Les résultats montrent que la combinaison de l’approche du premier article, avec de nombreux génomes séquencés à une profondeur modeste, avec l’approche du deuxième article, avec quelques génomes très détaillés, est le chemin le plus rapide vers une carte complète et inclusive de la diversité génétique humaine .
« Une étude utilise une puissance de séquençage moindre, mais une cohorte beaucoup plus importante. L'autre utilise une cohorte plus petite, mais une puissance de séquençage par échantillon beaucoup plus élevée. Cela a conduit à des conclusions complémentaires », note le Dr Jan Korbel, chef de groupe et directeur par intérim de l'EMBL Heidelberg, et co-auteur principal des deux études.
Les deux articles ont reséquencé des individus issus du Projet 1000 Génomes, l'initiative phare qui a cartographié la diversité génétique mondiale en 2015. Ce projet s'appuyait sur une technologie de séquençage à lecture courte , capable de lire uniquement de très petits fragments d'ADN à la fois.
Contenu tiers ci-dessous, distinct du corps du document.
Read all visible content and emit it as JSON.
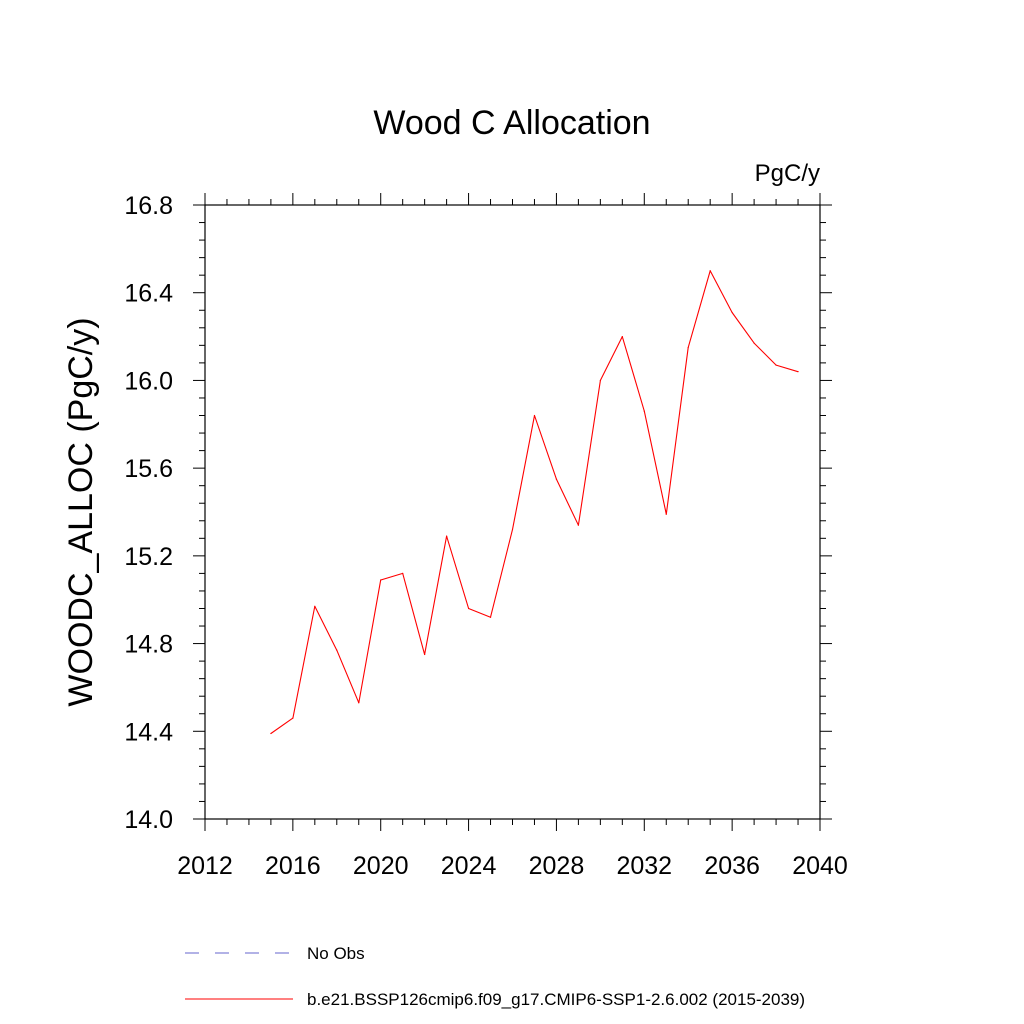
{
  "chart_data": {
    "type": "line",
    "title": "Wood C Allocation",
    "units": "PgC/y",
    "xlabel": "",
    "ylabel": "WOODC_ALLOC  (PgC/y)",
    "xlim": [
      2012,
      2040
    ],
    "ylim": [
      14.0,
      16.8
    ],
    "x_ticks": [
      2012,
      2016,
      2020,
      2024,
      2028,
      2032,
      2036,
      2040
    ],
    "x_tick_labels": [
      "2012",
      "2016",
      "2020",
      "2024",
      "2028",
      "2032",
      "2036",
      "2040"
    ],
    "y_ticks": [
      14.0,
      14.4,
      14.8,
      15.2,
      15.6,
      16.0,
      16.4,
      16.8
    ],
    "y_tick_labels": [
      "14.0",
      "14.4",
      "14.8",
      "15.2",
      "15.6",
      "16.0",
      "16.4",
      "16.8"
    ],
    "grid": false,
    "series": [
      {
        "name": "b.e21.BSSP126cmip6.f09_g17.CMIP6-SSP1-2.6.002 (2015-2039)",
        "color": "#ff0000",
        "style": "solid",
        "x": [
          2015,
          2016,
          2017,
          2018,
          2019,
          2020,
          2021,
          2022,
          2023,
          2024,
          2025,
          2026,
          2027,
          2028,
          2029,
          2030,
          2031,
          2032,
          2033,
          2034,
          2035,
          2036,
          2037,
          2038,
          2039
        ],
        "y": [
          14.39,
          14.46,
          14.97,
          14.77,
          14.53,
          15.09,
          15.12,
          14.75,
          15.29,
          14.96,
          14.92,
          15.32,
          15.84,
          15.55,
          15.34,
          16.0,
          16.2,
          15.86,
          15.39,
          16.15,
          16.5,
          16.31,
          16.17,
          16.07,
          16.04
        ]
      }
    ],
    "legend": {
      "placement": "bottom",
      "entries": [
        {
          "label": "No Obs",
          "color": "#6666cc",
          "style": "dashed"
        },
        {
          "label": "b.e21.BSSP126cmip6.f09_g17.CMIP6-SSP1-2.6.002 (2015-2039)",
          "color": "#ff0000",
          "style": "solid"
        }
      ]
    }
  }
}
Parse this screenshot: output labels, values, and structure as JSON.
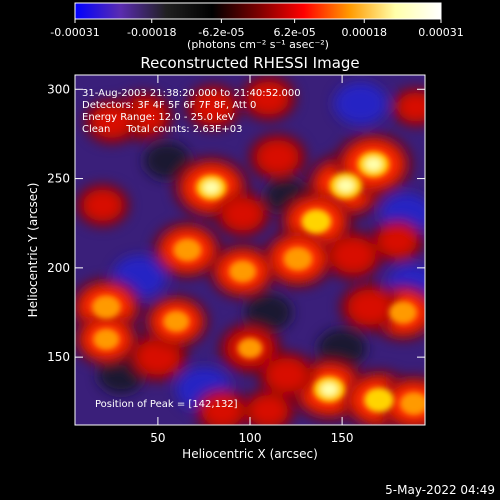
{
  "chart_data": {
    "type": "heatmap",
    "title": "Reconstructed RHESSI Image",
    "xlabel": "Heliocentric X (arcsec)",
    "ylabel": "Heliocentric Y (arcsec)",
    "xlim": [
      5,
      195
    ],
    "ylim": [
      112,
      308
    ],
    "x_ticks": [
      "50",
      "100",
      "150"
    ],
    "x_tick_values": [
      50,
      100,
      150
    ],
    "y_ticks": [
      "150",
      "200",
      "250",
      "300"
    ],
    "y_tick_values": [
      150,
      200,
      250,
      300
    ],
    "colorbar": {
      "min": -0.00031,
      "max": 0.00031,
      "tick_labels": [
        "-0.00031",
        "-0.00018",
        "-6.2e-05",
        "6.2e-05",
        "0.00018",
        "0.00031"
      ],
      "tick_values": [
        -0.00031,
        -0.00018,
        -6.2e-05,
        6.2e-05,
        0.00018,
        0.00031
      ],
      "label": "(photons cm⁻² s⁻¹ asec⁻²)",
      "colors": [
        "#0000ff",
        "#5a2cb0",
        "#202020",
        "#000000",
        "#7a0000",
        "#ff0000",
        "#ff9a00",
        "#ffffaa",
        "#ffffff"
      ]
    },
    "annotations": [
      "31-Aug-2003 21:38:20.000 to 21:40:52.000",
      "Detectors: 3F 4F 5F 6F 7F 8F, Att 0",
      "Energy Range: 12.0 - 25.0 keV",
      "Clean     Total counts: 2.63E+03",
      "Position of Peak = [142,132]"
    ],
    "peak_position": [
      142,
      132
    ],
    "total_counts": 2630,
    "sources": [
      {
        "x": 152,
        "y": 246,
        "intensity": 1.0
      },
      {
        "x": 167,
        "y": 258,
        "intensity": 0.95
      },
      {
        "x": 136,
        "y": 226,
        "intensity": 0.85
      },
      {
        "x": 126,
        "y": 205,
        "intensity": 0.8
      },
      {
        "x": 143,
        "y": 132,
        "intensity": 0.95
      },
      {
        "x": 170,
        "y": 126,
        "intensity": 0.85
      },
      {
        "x": 189,
        "y": 124,
        "intensity": 0.75
      },
      {
        "x": 79,
        "y": 245,
        "intensity": 0.9
      },
      {
        "x": 66,
        "y": 210,
        "intensity": 0.75
      },
      {
        "x": 22,
        "y": 178,
        "intensity": 0.8
      },
      {
        "x": 22,
        "y": 160,
        "intensity": 0.65
      },
      {
        "x": 50,
        "y": 150,
        "intensity": 0.55
      },
      {
        "x": 60,
        "y": 170,
        "intensity": 0.65
      },
      {
        "x": 100,
        "y": 155,
        "intensity": 0.6
      },
      {
        "x": 96,
        "y": 198,
        "intensity": 0.7
      },
      {
        "x": 183,
        "y": 175,
        "intensity": 0.75
      },
      {
        "x": 165,
        "y": 178,
        "intensity": 0.55
      },
      {
        "x": 156,
        "y": 207,
        "intensity": 0.55
      },
      {
        "x": 96,
        "y": 230,
        "intensity": 0.45
      },
      {
        "x": 115,
        "y": 262,
        "intensity": 0.5
      },
      {
        "x": 42,
        "y": 285,
        "intensity": 0.55
      },
      {
        "x": 25,
        "y": 282,
        "intensity": 0.45
      },
      {
        "x": 80,
        "y": 290,
        "intensity": 0.45
      },
      {
        "x": 110,
        "y": 295,
        "intensity": 0.45
      },
      {
        "x": 20,
        "y": 235,
        "intensity": 0.4
      },
      {
        "x": 120,
        "y": 140,
        "intensity": 0.5
      },
      {
        "x": 85,
        "y": 120,
        "intensity": 0.45
      },
      {
        "x": 110,
        "y": 120,
        "intensity": 0.4
      },
      {
        "x": 190,
        "y": 290,
        "intensity": 0.3
      },
      {
        "x": 180,
        "y": 215,
        "intensity": 0.4
      }
    ],
    "minima": [
      {
        "x": 75,
        "y": 132,
        "depth": 1.0
      },
      {
        "x": 160,
        "y": 292,
        "depth": 0.9
      },
      {
        "x": 40,
        "y": 195,
        "depth": 0.9
      },
      {
        "x": 185,
        "y": 230,
        "depth": 0.85
      },
      {
        "x": 188,
        "y": 190,
        "depth": 0.85
      },
      {
        "x": 150,
        "y": 155,
        "depth": 0.7
      },
      {
        "x": 30,
        "y": 140,
        "depth": 0.6
      },
      {
        "x": 110,
        "y": 175,
        "depth": 0.65
      },
      {
        "x": 120,
        "y": 240,
        "depth": 0.5
      },
      {
        "x": 55,
        "y": 260,
        "depth": 0.6
      }
    ]
  },
  "footer": {
    "timestamp": "5-May-2022 04:49"
  }
}
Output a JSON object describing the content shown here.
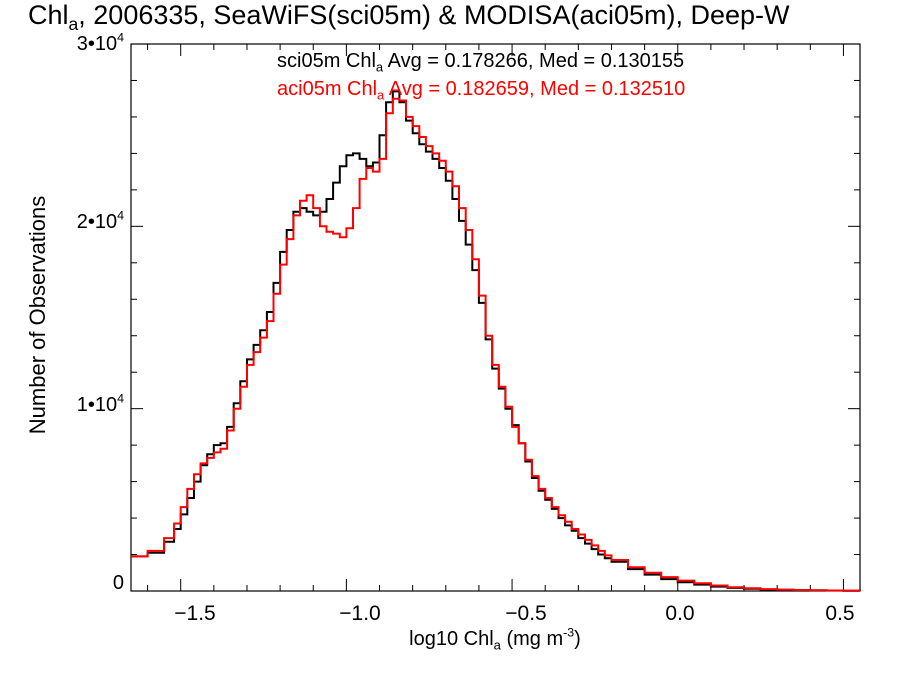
{
  "chart_data": {
    "type": "line",
    "title_parts": [
      "Chl",
      "a",
      ", 2006335, SeaWiFS(sci05m) & MODISA(aci05m), Deep-W"
    ],
    "xlabel_parts": [
      "log10 Chl",
      "a",
      " (mg m",
      "-3",
      ")"
    ],
    "ylabel": "Number of Observations",
    "xlim": [
      -1.65,
      0.55
    ],
    "ylim": [
      0,
      30000
    ],
    "x_ticks": [
      -1.5,
      -1.0,
      -0.5,
      0.0,
      0.5
    ],
    "x_tick_labels": [
      "−1.5",
      "−1.0",
      "−0.5",
      "0.0",
      "0.5"
    ],
    "y_ticks": [
      0,
      10000,
      20000,
      30000
    ],
    "y_tick_labels": [
      {
        "mant": "0",
        "exp": ""
      },
      {
        "mant": "1•10",
        "exp": "4"
      },
      {
        "mant": "2•10",
        "exp": "4"
      },
      {
        "mant": "3•10",
        "exp": "4"
      }
    ],
    "legend_placement": "top",
    "stats": [
      {
        "pre": "sci05m Chl",
        "sub": "a",
        "post": " Avg = 0.178266, Med = 0.130155",
        "color": "#000000"
      },
      {
        "pre": "aci05m Chl",
        "sub": "a",
        "post": " Avg = 0.182659, Med = 0.132510",
        "color": "#ff0000"
      }
    ],
    "series": [
      {
        "color": "#000000",
        "points": [
          [
            -1.65,
            1900
          ],
          [
            -1.6,
            2100
          ],
          [
            -1.55,
            2700
          ],
          [
            -1.52,
            3400
          ],
          [
            -1.5,
            4200
          ],
          [
            -1.48,
            5100
          ],
          [
            -1.46,
            6000
          ],
          [
            -1.44,
            6900
          ],
          [
            -1.42,
            7500
          ],
          [
            -1.4,
            8000
          ],
          [
            -1.38,
            8100
          ],
          [
            -1.36,
            9000
          ],
          [
            -1.34,
            10300
          ],
          [
            -1.32,
            11500
          ],
          [
            -1.3,
            12700
          ],
          [
            -1.28,
            13500
          ],
          [
            -1.26,
            14300
          ],
          [
            -1.24,
            15300
          ],
          [
            -1.22,
            16900
          ],
          [
            -1.2,
            18600
          ],
          [
            -1.18,
            19800
          ],
          [
            -1.16,
            20800
          ],
          [
            -1.14,
            21000
          ],
          [
            -1.12,
            20800
          ],
          [
            -1.1,
            20600
          ],
          [
            -1.08,
            20800
          ],
          [
            -1.06,
            21500
          ],
          [
            -1.04,
            22400
          ],
          [
            -1.02,
            23300
          ],
          [
            -1.0,
            23900
          ],
          [
            -0.98,
            24000
          ],
          [
            -0.96,
            23700
          ],
          [
            -0.94,
            23300
          ],
          [
            -0.92,
            23500
          ],
          [
            -0.9,
            25000
          ],
          [
            -0.88,
            26800
          ],
          [
            -0.86,
            27400
          ],
          [
            -0.84,
            26800
          ],
          [
            -0.82,
            25800
          ],
          [
            -0.8,
            25100
          ],
          [
            -0.78,
            24500
          ],
          [
            -0.76,
            24100
          ],
          [
            -0.74,
            23700
          ],
          [
            -0.72,
            23200
          ],
          [
            -0.7,
            22500
          ],
          [
            -0.68,
            21500
          ],
          [
            -0.66,
            20300
          ],
          [
            -0.64,
            19000
          ],
          [
            -0.62,
            17600
          ],
          [
            -0.6,
            15800
          ],
          [
            -0.58,
            13800
          ],
          [
            -0.56,
            12200
          ],
          [
            -0.54,
            11100
          ],
          [
            -0.52,
            10000
          ],
          [
            -0.5,
            9100
          ],
          [
            -0.48,
            8100
          ],
          [
            -0.46,
            7100
          ],
          [
            -0.44,
            6200
          ],
          [
            -0.42,
            5500
          ],
          [
            -0.4,
            5000
          ],
          [
            -0.38,
            4500
          ],
          [
            -0.36,
            4000
          ],
          [
            -0.34,
            3600
          ],
          [
            -0.32,
            3300
          ],
          [
            -0.3,
            2900
          ],
          [
            -0.28,
            2600
          ],
          [
            -0.26,
            2300
          ],
          [
            -0.24,
            2000
          ],
          [
            -0.22,
            1800
          ],
          [
            -0.2,
            1600
          ],
          [
            -0.15,
            1200
          ],
          [
            -0.1,
            900
          ],
          [
            -0.05,
            650
          ],
          [
            0.0,
            480
          ],
          [
            0.05,
            350
          ],
          [
            0.1,
            240
          ],
          [
            0.15,
            170
          ],
          [
            0.2,
            120
          ],
          [
            0.25,
            85
          ],
          [
            0.3,
            60
          ],
          [
            0.35,
            45
          ],
          [
            0.4,
            35
          ],
          [
            0.45,
            25
          ],
          [
            0.5,
            18
          ],
          [
            0.55,
            12
          ]
        ]
      },
      {
        "color": "#ff0000",
        "points": [
          [
            -1.65,
            1900
          ],
          [
            -1.6,
            2200
          ],
          [
            -1.55,
            2900
          ],
          [
            -1.52,
            3700
          ],
          [
            -1.5,
            4600
          ],
          [
            -1.48,
            5600
          ],
          [
            -1.46,
            6400
          ],
          [
            -1.44,
            7000
          ],
          [
            -1.42,
            7300
          ],
          [
            -1.4,
            7600
          ],
          [
            -1.38,
            7800
          ],
          [
            -1.36,
            8800
          ],
          [
            -1.34,
            10000
          ],
          [
            -1.32,
            11200
          ],
          [
            -1.3,
            12400
          ],
          [
            -1.28,
            13100
          ],
          [
            -1.26,
            13900
          ],
          [
            -1.24,
            14800
          ],
          [
            -1.22,
            16300
          ],
          [
            -1.2,
            17900
          ],
          [
            -1.18,
            19300
          ],
          [
            -1.16,
            20600
          ],
          [
            -1.14,
            21400
          ],
          [
            -1.12,
            21700
          ],
          [
            -1.1,
            21000
          ],
          [
            -1.08,
            20000
          ],
          [
            -1.06,
            19700
          ],
          [
            -1.04,
            19600
          ],
          [
            -1.02,
            19400
          ],
          [
            -1.0,
            19900
          ],
          [
            -0.98,
            21000
          ],
          [
            -0.96,
            22600
          ],
          [
            -0.94,
            23200
          ],
          [
            -0.92,
            23000
          ],
          [
            -0.9,
            23700
          ],
          [
            -0.88,
            26200
          ],
          [
            -0.86,
            27000
          ],
          [
            -0.84,
            26900
          ],
          [
            -0.82,
            26000
          ],
          [
            -0.8,
            25500
          ],
          [
            -0.78,
            24900
          ],
          [
            -0.76,
            24400
          ],
          [
            -0.74,
            24000
          ],
          [
            -0.72,
            23600
          ],
          [
            -0.7,
            23000
          ],
          [
            -0.68,
            22200
          ],
          [
            -0.66,
            21000
          ],
          [
            -0.64,
            19800
          ],
          [
            -0.62,
            18200
          ],
          [
            -0.6,
            16200
          ],
          [
            -0.58,
            14000
          ],
          [
            -0.56,
            12400
          ],
          [
            -0.54,
            11200
          ],
          [
            -0.52,
            10100
          ],
          [
            -0.5,
            9000
          ],
          [
            -0.48,
            8100
          ],
          [
            -0.46,
            7200
          ],
          [
            -0.44,
            6300
          ],
          [
            -0.42,
            5600
          ],
          [
            -0.4,
            5100
          ],
          [
            -0.38,
            4600
          ],
          [
            -0.36,
            4150
          ],
          [
            -0.34,
            3800
          ],
          [
            -0.32,
            3400
          ],
          [
            -0.3,
            3100
          ],
          [
            -0.28,
            2800
          ],
          [
            -0.26,
            2500
          ],
          [
            -0.24,
            2200
          ],
          [
            -0.22,
            1950
          ],
          [
            -0.2,
            1700
          ],
          [
            -0.15,
            1300
          ],
          [
            -0.1,
            1000
          ],
          [
            -0.05,
            760
          ],
          [
            0.0,
            570
          ],
          [
            0.05,
            420
          ],
          [
            0.1,
            300
          ],
          [
            0.15,
            210
          ],
          [
            0.2,
            150
          ],
          [
            0.25,
            105
          ],
          [
            0.3,
            75
          ],
          [
            0.35,
            55
          ],
          [
            0.4,
            40
          ],
          [
            0.45,
            30
          ],
          [
            0.5,
            22
          ],
          [
            0.55,
            15
          ]
        ]
      }
    ]
  }
}
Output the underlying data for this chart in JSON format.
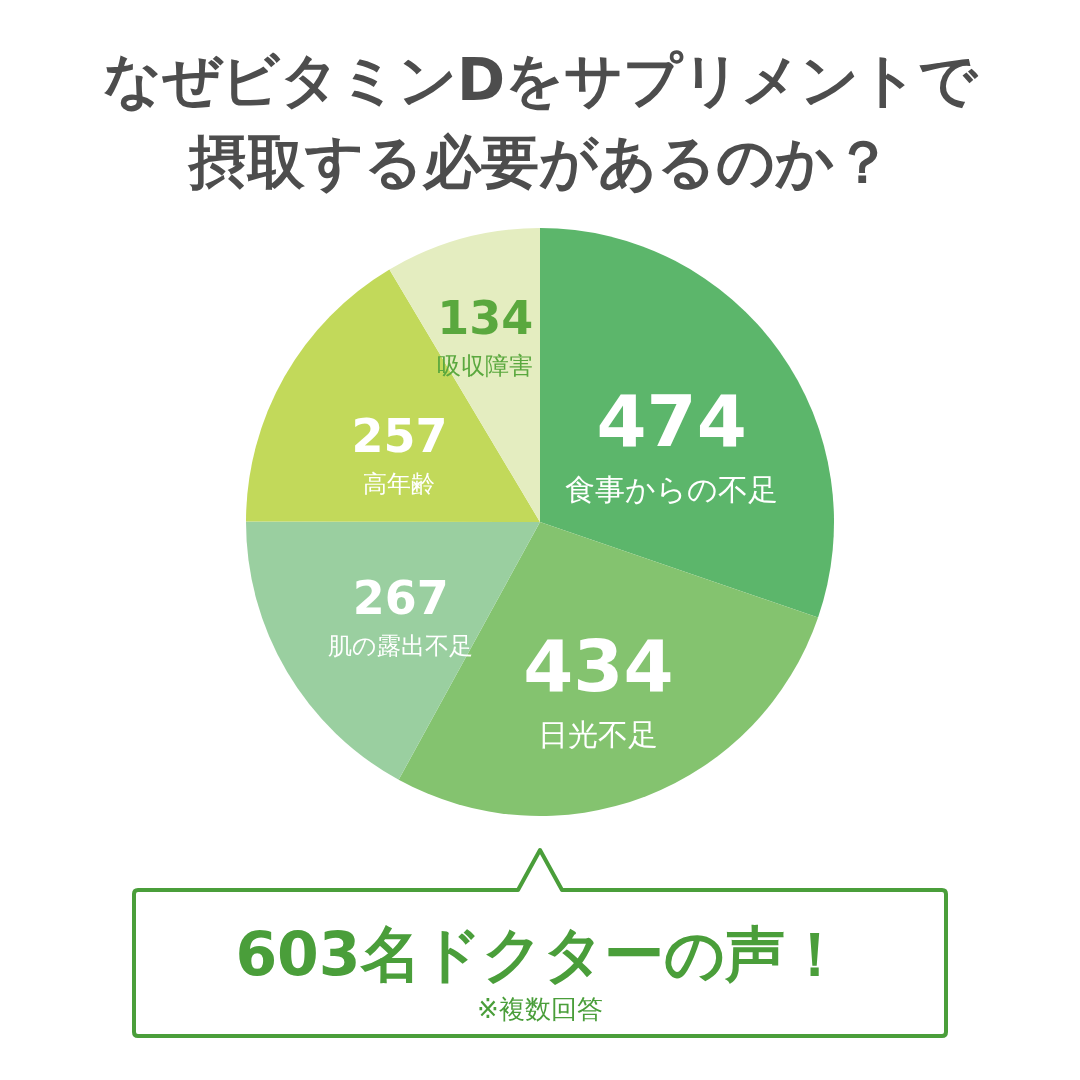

Ces fragments étaient trop courts pour révéler de larges fragments d'ADN manquants ou copiés, de longs segments changeant de direction ou des répétitions apparaissant presque identiques à de nombreux endroits.
Les progrès réalisés dans les nouvelles études ont été rendus possibles par le séquençage « à lecture longue » , une nouvelle technologie qui lit des milliers ou des dizaines de milliers de lettres d'ADN à la fois, aidant les chercheurs à trouver de grandes quantités de variations cachées indétectables avec les méthodes précédentes.
Ces deux articles représentent également des avancées importantes dans la construction d'un pangénome humain de référence. Depuis vingt ans, les scientifiques utilisent la séquence d'ADN d'un individu comme génome humain standard, mais ce pangénome serait plus utile à la médecine personnalisée, car il refléterait la diversité mondiale.
En développant des algorithmes innovants capables d'analyser 1 019 génomes divers en largeur et 65 génomes ultra-complets en profondeur, les chercheurs fournissent une feuille de route qui rend la possibilité d'un véritable pangénome humain plus pratique plutôt qu'aspirationnelle, d'autant plus que les coûts du séquençage à lecture longue sont en baisse.
« Grâce à ces études, nous avons créé une ressource complète et médicalement pertinente , désormais utilisable par les chercheurs du monde entier pour mieux comprendre l'origine des variations génomiques humaines et la manière dont elles sont influencées par une grande variété de facteurs », déclare Tobias Marschall, professeur à l'Université Heinrich Heine de Düsseldorf et co-auteur principal des deux études. « Il s'agit d'un excellent exemple de recherche collaborative qui ouvre de nouvelles perspectives en génomique et constitue un pas vers un pangénome humain plus complet », conclut-il.